My first restauration, a Lambro


----------



## onluxtex (Nov 18, 2015)

onluxtex said:


> My first restauration, a Lambro
> 
> View attachment 29121
> View attachment 29122
> ...


----------



## onluxtex (Nov 18, 2015)




----------



## onluxtex (Nov 18, 2015)




----------



## coffeechap (Apr 5, 2012)

Crazy man for letting that go


----------



## onluxtex (Nov 18, 2015)

View attachment 29131
View attachment 29132
View attachment 29133
View attachment 29129
View attachment 29130


----------



## onluxtex (Nov 18, 2015)

coffeechap said:


> Crazy man for letting that go


in this case you are right. I could kick my own ass if I think about it


----------



## jimwalsh (Sep 3, 2017)

wow that looks like a serious machine. would have trouble getting that one past the wife!


----------



## jimbojohn55 (Jan 15, 2016)

I have to say I admire the construction and quality of the restoration - doffs his imaginary hat -

ps how's it working?


----------



## Thecatlinux (Mar 10, 2014)

Cracking restore


----------



## onluxtex (Nov 18, 2015)

jimbojohn55 said:


> I have to say I admire the construction and quality of the restoration - doffs his imaginary hat -
> 
> ps how's it working?


It was working perfect. I did the mistake to sell it to get the money to buy a new one. Crazy.
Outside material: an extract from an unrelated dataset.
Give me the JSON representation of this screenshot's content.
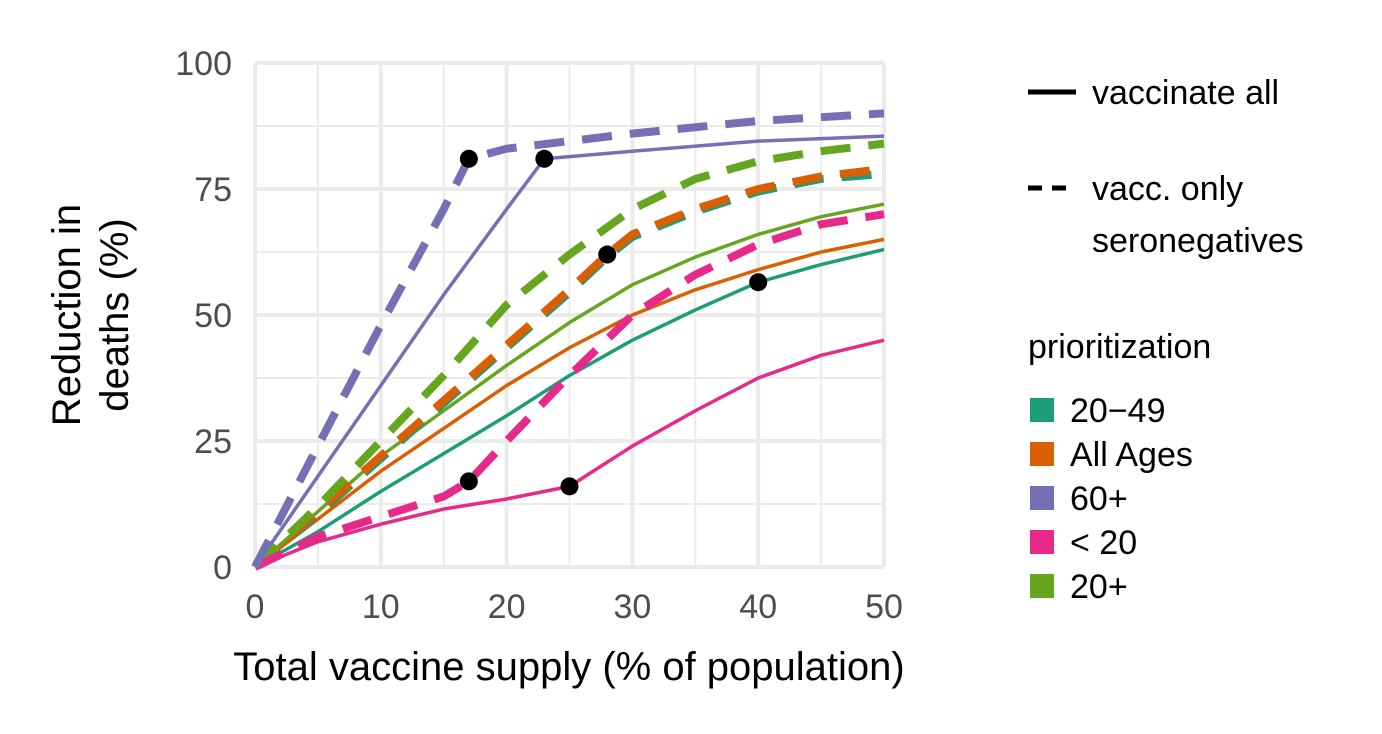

I was using it with a R58. One day this and one day the other. The Lambro is build far simpler than the R58 but the espresso is tasting better.

Now I am using a Bosco. Is also easy to handle and no problems with maintenance and repairs like all the levers.


----------



## Phobic (Aug 17, 2016)

that's looking great, fantastic job


----------